説教題:『証人としての備え ―祈りと礼拝の中で待つ―』
【導入:宣教という「戦い」への備え】
主イエス・キリストは、天に上げられる直前、弟子たちに決定的な約束を与えられました。「あなたがたの上に聖霊が降ると、あなたがたは力を受ける。そして……地の果てに至るまで、わたしの証人となる」という言葉です。この約束は、弟子たちがこれから踏み出していく福音宣教の歩みが、決して平坦な道ではなく、霊的な「戦い」であることを示唆しています。
弟子たちは今、その戦いに臨むための「戦闘準備」の期間に置かれています。しかし、肝心の「いつ聖霊が降るのか」という時期については伏せられたままでした。約束を信じて待つことは、信仰において最も大切な姿勢の一つですが、同時に最も困難なことでもあります。いつ実現するか分からない約束を、危険の渦巻くエルサレムで待ち続ける。そこには、言い知れぬ不安と緊張があったはずです。本日は、聖霊を待つ弟子たちがどのような準備をしていたのか、そこから現代の私たちがなすべき備えについて共に考えてみたいと思います。
【第一の備え:心を合わせた祈り】
エルサレムに戻った弟子たちが最初に行ったこと、それは「祈り」でした。聖書は、彼らが一箇所に集まり、婦人たちやイエスの母マリア、兄弟たちと共に「心を合わせて熱心に祈っていた」と記しています。これが、キリスト教会の原型となる「祈祷会」の始まりです。
私たちは祈る時、日常の活動を止めます。仕事の手を休め、目を閉じ、神に思いを向けます。現代に生きる私たちは、朝から晩まで「あれもしなければ、これもしなければ」という多忙さに追われています。しかし、あえて日常から自分を切り離し、静まって祈る時、私たちは初めて自分自身を正しく知り、神を知ることができます。
特筆すべきは、彼らが「心を合わせて」祈ったという点です。一人で静まる祈りも大切ですが、共に集まり、思いを一つにして祈るところに、聖霊のダイナミックな働きが備えられます。教会とは、かつて裏切り者であった者たちが、今は主によって一つにされ、共に祈り求める場なのです。この共同体の祈りこそが、聖霊を迎え入れるための第一の備えとなります。
【第二の備え:裏切りと赦しの自覚】
祈りと共に、彼らが取り組んだもう一つの準備は、裏切り者イスカリオテのユダに代わる使徒を選出することでした。ユダは銀貨三十枚で主を売り、悲惨な最期を遂げました。私たちは彼を「自業自得だ」と突き放してしまいがちですが、果たして彼だけが裏切り者だったのでしょうか。

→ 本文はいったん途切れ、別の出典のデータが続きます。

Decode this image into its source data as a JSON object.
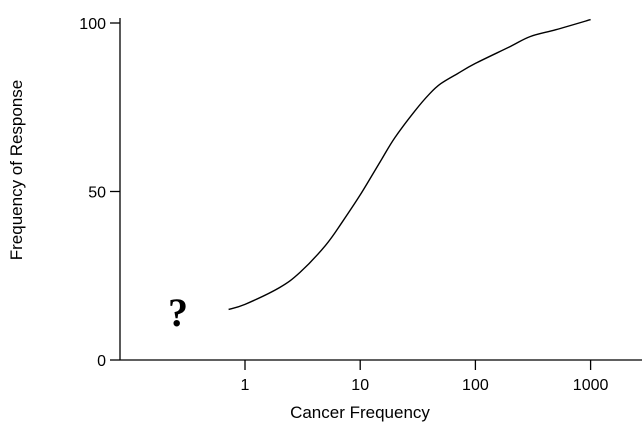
{
  "chart_data": {
    "type": "line",
    "xscale": "log",
    "xlabel": "Cancer Frequency",
    "ylabel": "Frequency of Response",
    "xticks": [
      1,
      10,
      100,
      1000
    ],
    "x_tick_labels": [
      "1",
      "10",
      "100",
      "1000"
    ],
    "yticks": [
      0,
      50,
      100
    ],
    "y_tick_labels": [
      "0",
      "50",
      "100"
    ],
    "ylim": [
      0,
      100
    ],
    "series": [
      {
        "x": [
          0.72,
          1,
          2,
          3,
          5,
          7,
          10,
          15,
          20,
          30,
          40,
          50,
          70,
          100,
          200,
          300,
          500,
          1000
        ],
        "y": [
          15,
          16.5,
          21.5,
          26,
          34,
          41,
          49,
          59,
          66,
          74,
          79,
          82,
          85,
          88,
          93,
          96,
          98,
          101
        ]
      }
    ],
    "annotation": "?",
    "grid": false
  }
}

主が捕らえられた時、他の弟子たちも皆、主を見捨てて逃げ去りました。ペトロにいたっては、三度も「あんな人は知らない」と呪い混じりに否定しました。本質において、ユダと他の弟子たちに違いはありません。皆、自分の身が危うくなれば主を裏切る、弱く罪深い存在です。
では、何が彼らの運命を分けたのでしょうか。それは、復活の主に出会ったか否か、という一点に尽きます。ペトロたちは、甦られた主と出会い、その圧倒的な恵みによって自分の罪が赦されていることを知りました。裏切りを赦され、再び「わたしの証人となれ」と立てられたのです。一方、ユダは最後まで復活の主に出会うことなく、後悔の中で命を絶ちました。

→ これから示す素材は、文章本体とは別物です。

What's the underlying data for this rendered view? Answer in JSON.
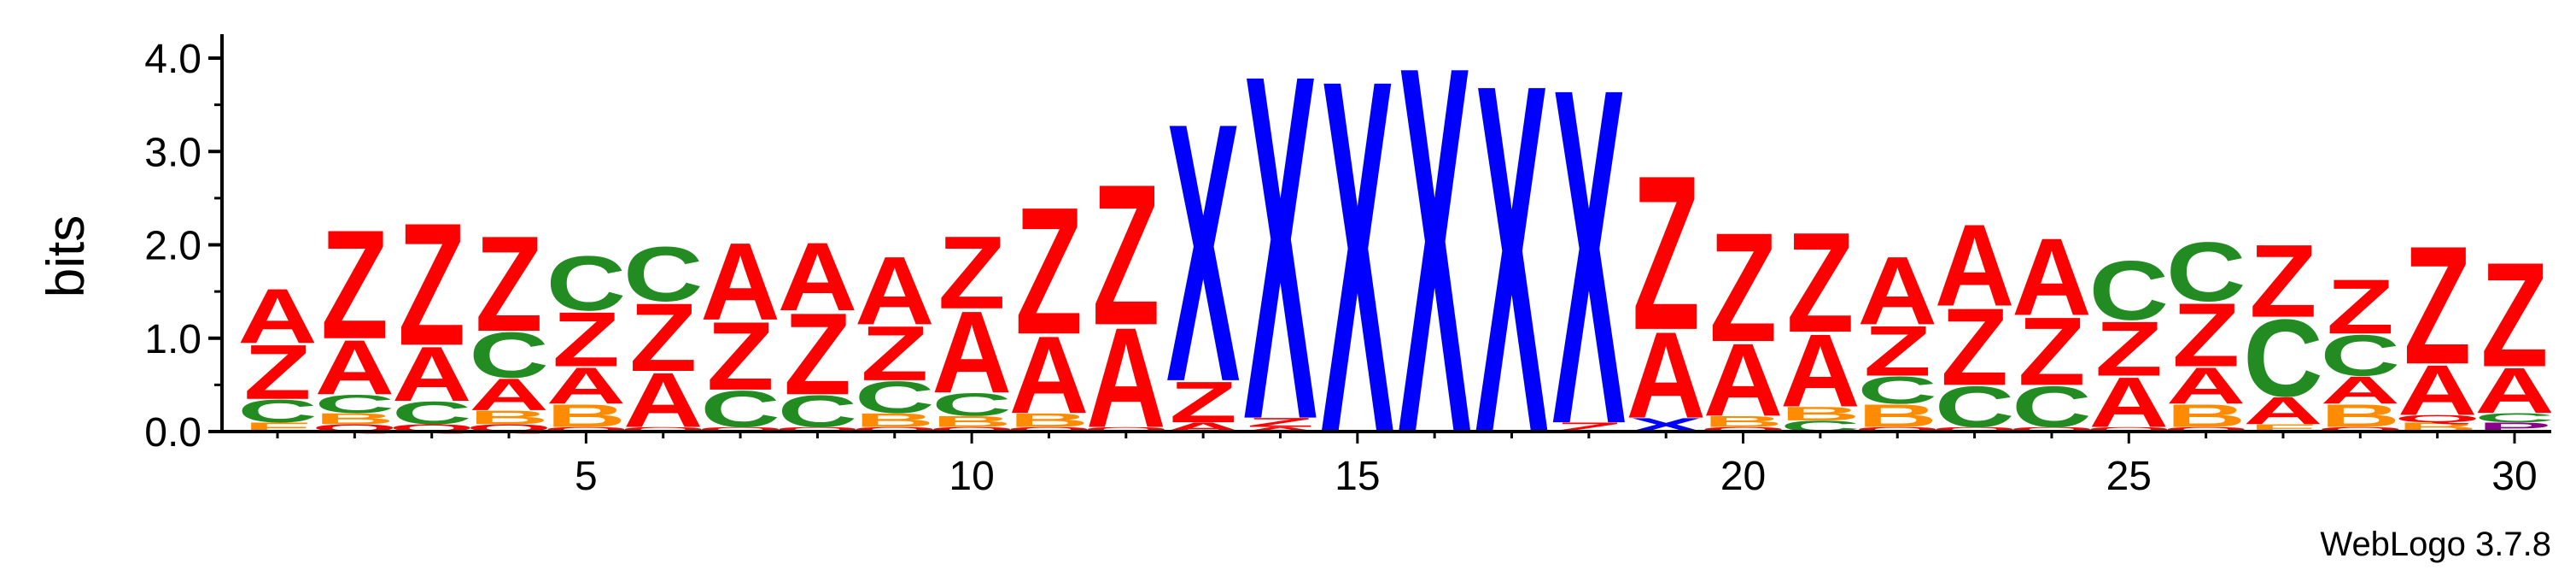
{
  "chart_data": {
    "type": "sequence-logo",
    "ylabel": "bits",
    "footer": "WebLogo 3.7.8",
    "ylim": [
      0,
      4.0
    ],
    "y_ticks": [
      0.0,
      1.0,
      2.0,
      3.0,
      4.0
    ],
    "y_tick_labels": [
      "0.0",
      "1.0",
      "2.0",
      "3.0",
      "4.0"
    ],
    "x_range": [
      1,
      30
    ],
    "x_ticks": [
      5,
      10,
      15,
      20,
      25,
      30
    ],
    "x_tick_labels": [
      "5",
      "10",
      "15",
      "20",
      "25",
      "30"
    ],
    "colors": {
      "Z": "#ff0000",
      "A": "#ff0000",
      "C": "#228b22",
      "B": "#ff8c00",
      "X": "#0000ff",
      "Q": "#ff0000",
      "F": "#ff8c00",
      "P": "#8b008b"
    },
    "positions": [
      {
        "pos": 1,
        "stack": [
          [
            "F",
            0.1
          ],
          [
            "C",
            0.25
          ],
          [
            "Z",
            0.6
          ],
          [
            "A",
            0.6
          ]
        ]
      },
      {
        "pos": 2,
        "stack": [
          [
            "Q",
            0.08
          ],
          [
            "B",
            0.12
          ],
          [
            "C",
            0.2
          ],
          [
            "A",
            0.6
          ],
          [
            "Z",
            1.2
          ]
        ]
      },
      {
        "pos": 3,
        "stack": [
          [
            "Q",
            0.08
          ],
          [
            "C",
            0.25
          ],
          [
            "A",
            0.6
          ],
          [
            "Z",
            1.35
          ]
        ]
      },
      {
        "pos": 4,
        "stack": [
          [
            "Q",
            0.08
          ],
          [
            "B",
            0.15
          ],
          [
            "A",
            0.35
          ],
          [
            "C",
            0.5
          ],
          [
            "Z",
            1.05
          ]
        ]
      },
      {
        "pos": 5,
        "stack": [
          [
            "Q",
            0.05
          ],
          [
            "B",
            0.25
          ],
          [
            "A",
            0.4
          ],
          [
            "Z",
            0.6
          ],
          [
            "C",
            0.6
          ]
        ]
      },
      {
        "pos": 6,
        "stack": [
          [
            "Q",
            0.05
          ],
          [
            "A",
            0.6
          ],
          [
            "Z",
            0.75
          ],
          [
            "C",
            0.6
          ]
        ]
      },
      {
        "pos": 7,
        "stack": [
          [
            "Q",
            0.05
          ],
          [
            "C",
            0.4
          ],
          [
            "Z",
            0.75
          ],
          [
            "A",
            0.85
          ]
        ]
      },
      {
        "pos": 8,
        "stack": [
          [
            "Q",
            0.05
          ],
          [
            "C",
            0.35
          ],
          [
            "Z",
            0.9
          ],
          [
            "A",
            0.75
          ]
        ]
      },
      {
        "pos": 9,
        "stack": [
          [
            "Q",
            0.05
          ],
          [
            "B",
            0.15
          ],
          [
            "C",
            0.35
          ],
          [
            "Z",
            0.6
          ],
          [
            "A",
            0.75
          ]
        ]
      },
      {
        "pos": 10,
        "stack": [
          [
            "Q",
            0.05
          ],
          [
            "B",
            0.12
          ],
          [
            "C",
            0.25
          ],
          [
            "A",
            0.9
          ],
          [
            "Z",
            0.8
          ]
        ]
      },
      {
        "pos": 11,
        "stack": [
          [
            "Q",
            0.05
          ],
          [
            "B",
            0.15
          ],
          [
            "A",
            0.85
          ],
          [
            "Z",
            1.4
          ]
        ]
      },
      {
        "pos": 12,
        "stack": [
          [
            "Q",
            0.05
          ],
          [
            "A",
            1.1
          ],
          [
            "Z",
            1.55
          ]
        ]
      },
      {
        "pos": 13,
        "stack": [
          [
            "A",
            0.1
          ],
          [
            "Z",
            0.45
          ],
          [
            "X",
            2.85
          ]
        ]
      },
      {
        "pos": 14,
        "stack": [
          [
            "A",
            0.05
          ],
          [
            "Z",
            0.1
          ],
          [
            "X",
            3.8
          ]
        ]
      },
      {
        "pos": 15,
        "stack": [
          [
            "X",
            3.9
          ]
        ]
      },
      {
        "pos": 16,
        "stack": [
          [
            "X",
            4.05
          ]
        ]
      },
      {
        "pos": 17,
        "stack": [
          [
            "X",
            3.85
          ]
        ]
      },
      {
        "pos": 18,
        "stack": [
          [
            "Z",
            0.1
          ],
          [
            "X",
            3.7
          ]
        ]
      },
      {
        "pos": 19,
        "stack": [
          [
            "X",
            0.15
          ],
          [
            "A",
            0.95
          ],
          [
            "Z",
            1.7
          ]
        ]
      },
      {
        "pos": 20,
        "stack": [
          [
            "Q",
            0.05
          ],
          [
            "B",
            0.12
          ],
          [
            "A",
            0.8
          ],
          [
            "Z",
            1.2
          ]
        ]
      },
      {
        "pos": 21,
        "stack": [
          [
            "C",
            0.12
          ],
          [
            "B",
            0.15
          ],
          [
            "A",
            0.8
          ],
          [
            "Z",
            1.1
          ]
        ]
      },
      {
        "pos": 22,
        "stack": [
          [
            "Q",
            0.05
          ],
          [
            "B",
            0.25
          ],
          [
            "C",
            0.3
          ],
          [
            "Z",
            0.55
          ],
          [
            "A",
            0.75
          ]
        ]
      },
      {
        "pos": 23,
        "stack": [
          [
            "Q",
            0.05
          ],
          [
            "C",
            0.45
          ],
          [
            "Z",
            0.85
          ],
          [
            "A",
            0.9
          ]
        ]
      },
      {
        "pos": 24,
        "stack": [
          [
            "Q",
            0.05
          ],
          [
            "C",
            0.45
          ],
          [
            "Z",
            0.75
          ],
          [
            "A",
            0.85
          ]
        ]
      },
      {
        "pos": 25,
        "stack": [
          [
            "Q",
            0.05
          ],
          [
            "A",
            0.55
          ],
          [
            "Z",
            0.6
          ],
          [
            "C",
            0.65
          ]
        ]
      },
      {
        "pos": 26,
        "stack": [
          [
            "Q",
            0.05
          ],
          [
            "B",
            0.25
          ],
          [
            "A",
            0.4
          ],
          [
            "Z",
            0.7
          ],
          [
            "C",
            0.65
          ]
        ]
      },
      {
        "pos": 27,
        "stack": [
          [
            "F",
            0.08
          ],
          [
            "A",
            0.3
          ],
          [
            "C",
            0.85
          ],
          [
            "Z",
            0.8
          ]
        ]
      },
      {
        "pos": 28,
        "stack": [
          [
            "Q",
            0.05
          ],
          [
            "B",
            0.25
          ],
          [
            "A",
            0.3
          ],
          [
            "C",
            0.45
          ],
          [
            "Z",
            0.6
          ]
        ]
      },
      {
        "pos": 29,
        "stack": [
          [
            "B",
            0.1
          ],
          [
            "Q",
            0.08
          ],
          [
            "A",
            0.55
          ],
          [
            "Z",
            1.3
          ]
        ]
      },
      {
        "pos": 30,
        "stack": [
          [
            "P",
            0.1
          ],
          [
            "C",
            0.1
          ],
          [
            "A",
            0.5
          ],
          [
            "Z",
            1.15
          ]
        ]
      }
    ]
  }
}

私たちもまた、自分の中に「ユダ」と同じ弱さを持っていることを認めなければなりません。どんなに立派な言葉を並べても、いざという時には主を裏切る脆さを持っています。そのような私たちが、今日なお主を信じ続けていられるのは、私たちの努力ではなく、甦られた主が私たちに出会い、聖霊を与えてくださったからです。私たちは「赦された裏切り者の集まり」として、自らの弱さを自覚しつつ、主の恵みを証しする者へと整えられていくのです。
【結論:礼拝という最高の準備】
弟子たちがエルサレムで聖霊を待ったように、私たちもまた、主が再び来られるその日まで、証人としての歩みを続けます。私たちがなすべき最高の準備、それは「日曜日ごとに礼拝を捧げ、復活の主に出会うこと」です。
礼拝において、私たちは御言葉を聞き、心を合わせて祈り、主の赦しを新たに確認します。この礼拝の積み重ねこそが、私たちが世に遣わされ、聖霊の力によって主を証しするための準備に他なりません。
かつて主を裏切り、背を向けていた私たちが、今は恵みによってキリストの証人とされています。この驚くべき特権を握りしめ、明日からの歩みへと踏み出しましょう。私たちは一人ではありません。約束の聖霊が共にあり、心を合わせる兄弟姉妹が共にいます。